Tore Torvund: Oil and Energy odyssey
Buoyant oil prices in 2000 helped Hydro's Oil and Energy business area log record high annual earnings while the merger with Saga Petroleum helped cut costs, optimize domestic Norwegian petroleum operations and develop promising future ventures abroad.
"We've started implementing strategies outlined a year and a half ago and are quickly establishing footholds to secure maximum return on our investments for many years to come," says Tore Torvund, executive vice president in charge of Oil and Energy.
The business area's strategic petroleum goals include doubling oil and gas output within 10 years, balancing its portfolio between domestic and international operations, and developing four to five exploration and production core areas outside Norway.
On the Energy side: "We're well positioned for a liberalized EU energy market," he says. Hydro is not only a major European gas producer, but one of Europe's largest gas consumers with extensive Agri and Aluminium operations. Sharpened gas and electricity trading skills support Oil and Energy's strategy to cultivate a pan-European "gas for power tolling concept."
Hydro expects its average total oil and gas production to be about 435,000 barrels of oil equivalents (boe) per day in 2001. Five new fields will come on stream by the end of this year. The company's updated production profile predicts gas production to rise from 5 billion cubic meters per year to 13 billion cubic meters per year by 2010 and total collective output to reach 800,000 boe per day.
"The target is based on Hydro's existing portfolio, and includes production from fields in production and under development, resources yet to be developed and forecast recovery from future exploration activities in existing acreages, including the expected allocation of ultra-deep water Block 34 in Angola," Torvund says.
Hydro's planned production profile does not take into account petroleum assets that may be acquired through the potential privatization of the Norwegian State Direct Financial Interest (SDFI).

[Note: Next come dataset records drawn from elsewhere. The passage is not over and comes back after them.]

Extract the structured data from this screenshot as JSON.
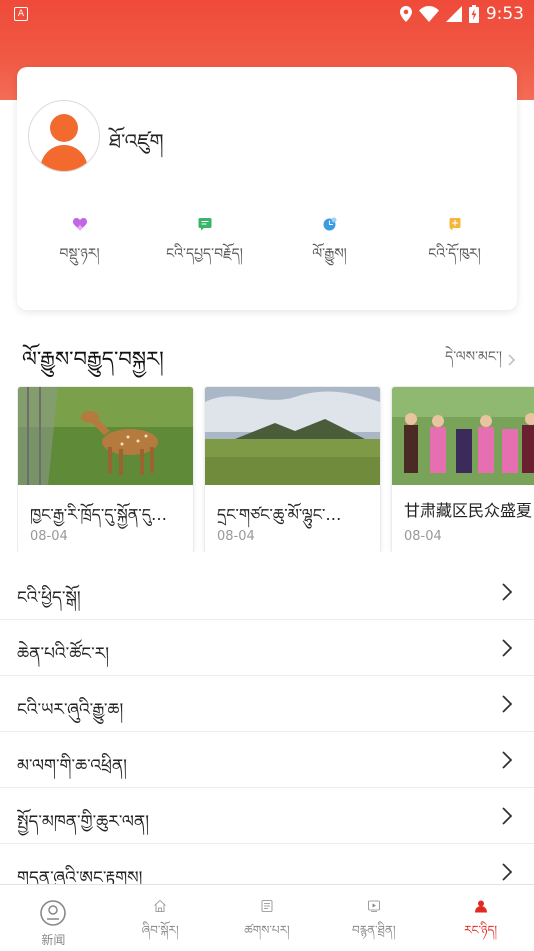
{
  "status_bar": {
    "time": "9:53",
    "left_icon": "A",
    "icons": [
      "location-icon",
      "wifi-icon",
      "signal-icon",
      "battery-icon"
    ]
  },
  "colors": {
    "header_red": "#ef4a3a",
    "accent_red": "#e32a22",
    "avatar_orange": "#f26a2e"
  },
  "profile": {
    "username": "ཐོ་འཛུག"
  },
  "quick_actions": [
    {
      "id": "likes",
      "label": "བསྡུ་ཉར།",
      "icon": "heart-icon",
      "color": "#c266e6"
    },
    {
      "id": "comments",
      "label": "ངའི་དཔྱད་བརྗོད།",
      "icon": "message-icon",
      "color": "#3ab36b"
    },
    {
      "id": "history",
      "label": "ལོ་རྒྱུས།",
      "icon": "clock-icon",
      "color": "#3a9ce3"
    },
    {
      "id": "subscriptions",
      "label": "ངའི་དོ་ཁུར།",
      "icon": "add-subscription-icon",
      "color": "#f4b73b"
    }
  ],
  "history_section": {
    "title": "ལོ་རྒྱུས་བརྒྱུད་བསྐྱར།",
    "more_label": "དེ་ལས་མང་།"
  },
  "history_cards": [
    {
      "title": "ཁྱང་རྒྱ་རི་ཁྲོད་དུ་སྐྱོན་དུ…",
      "date": "08-04",
      "image": "deer-photo"
    },
    {
      "title": "དྲང་གཙང་ཆུ་མོ་ལྷུང་…",
      "date": "08-04",
      "image": "grassland-photo"
    },
    {
      "title": "甘肃藏区民众盛夏",
      "date": "08-04",
      "image": "festival-photo"
    }
  ],
  "menu": [
    {
      "id": "feedback",
      "label": "ངའི་ཕྱིད་སྒོ།"
    },
    {
      "id": "settings",
      "label": "ཆེན་པའི་ཚོང་ར།"
    },
    {
      "id": "about",
      "label": "ངའི་ཡར་ཞུའི་རྒྱུ་ཆ།"
    },
    {
      "id": "clear-cache",
      "label": "མ་ལག་གི་ཆ་འཕྲིན།"
    },
    {
      "id": "share",
      "label": "སྤྱོད་མཁན་གྱི་ཆུར་ལན།"
    },
    {
      "id": "privacy",
      "label": "གདན་ཞུའི་ཨང་རྟགས།"
    }
  ],
  "tabs": [
    {
      "id": "news",
      "label": "新闻",
      "icon": "news-icon",
      "active": false
    },
    {
      "id": "home",
      "label": "ཞིབ་སྐོར།",
      "icon": "home-icon",
      "active": false
    },
    {
      "id": "articles",
      "label": "ཚགས་པར།",
      "icon": "document-icon",
      "active": false
    },
    {
      "id": "video",
      "label": "བརྙན་ཐྲིན།",
      "icon": "video-icon",
      "active": false
    },
    {
      "id": "me",
      "label": "རང་ཉིད།",
      "icon": "person-icon",
      "active": true
    }
  ]
}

Good things in small packages
"We're a relatively small company, but our technological and operational expertise is comparable to the world's largest oil companies," he says. Hydro currently operates production facilities with total output averaging 1.2 million boe per day. "We're a technology-driven company with deep water expertise and experience operating in extremely harsh environments."
In Norway, Hydro is development operator for the challenging giant deep-water Ormen Lange gas project (see pages 16-20), slated to start producing in 2006. The field will become the basis for Hydro's long-term gas deliveries to Europe and assist its transition from mainly a domestic oil producer to gas supplier.
Hydro's exploration budget in Oil and Energy will grow to approximately NOK 2.1 billion (USD 240 million) in 2001, compared with NOK 1.8 billion (USD 206 million) in 2000. For the first time, Hydro's international exploration program will exceed exploration activities in Norway. A total of NOK 1.1 billion (USD 126 million) is earmarked for foreign exploration in 2001.
"We've had to find ways to offset Norway's declining oil reserves," Torvund says. Hydro's international core area entry strategy secures access to an initial portfolio with long-term field development and exploration potential.
In Iran, Saga laid the initial groundwork and Hydro now holds the first exploration contract signed by a Western company in the Anaran area near the Iraqi border. It also has rights to negotiate exploration opportunities in the western Persian Gulf region. Iran will account for about 20 percent of Hydro's international exploration budget in 2001.
In eastern Canada, Hydro's oil intake will grow this year to about 29,000 barrels per day (bpd) and could reach 110,000 bpd by 2010 – depending on successful exploration results.
Hydro's 10 percent stake in Angola's Block 17 has proven to be a bonanza. To date, 10 large commercial finds have been made on the block with the potential for several billion barrels of recoverable oil. A production share agreement awarding Hydro a 30 percent stake on Block 34, directly south of Block 17, is expected to be signed by the Angolan authorities in the second quarter.
Northwest Russia requires "a long-term view and patience," says Torvund. Hydro has a 20,000-bpd plateau production share in the producing Kharyaga field and participates in a Western alliance poised to develop the gigantic Shtokman gas field in the Barents Sea.
Hydro's Aluminium and Agri activities in Brazil have built inroads to promising potential participation in the country's lucrative oil and gas industry. A similar diversified industrial relationship in Trinidad and Tobago contributed to Hydro's recent acquisition of half of Brazilian oil company Petrobras' 38 percent stake in the Caribbean country's deep water Block 27.
Hydro is also evaluating potential swaps of Norwegian offshore assets for deep water interests in the Gulf of Mexico.
"We're increasingly utilizing the Oil and Energy, Light Metals and Agri business areas in an integrated manner to effectively penetrate new regions and markets," Torvund says. "We have to play on our conglomerate structure."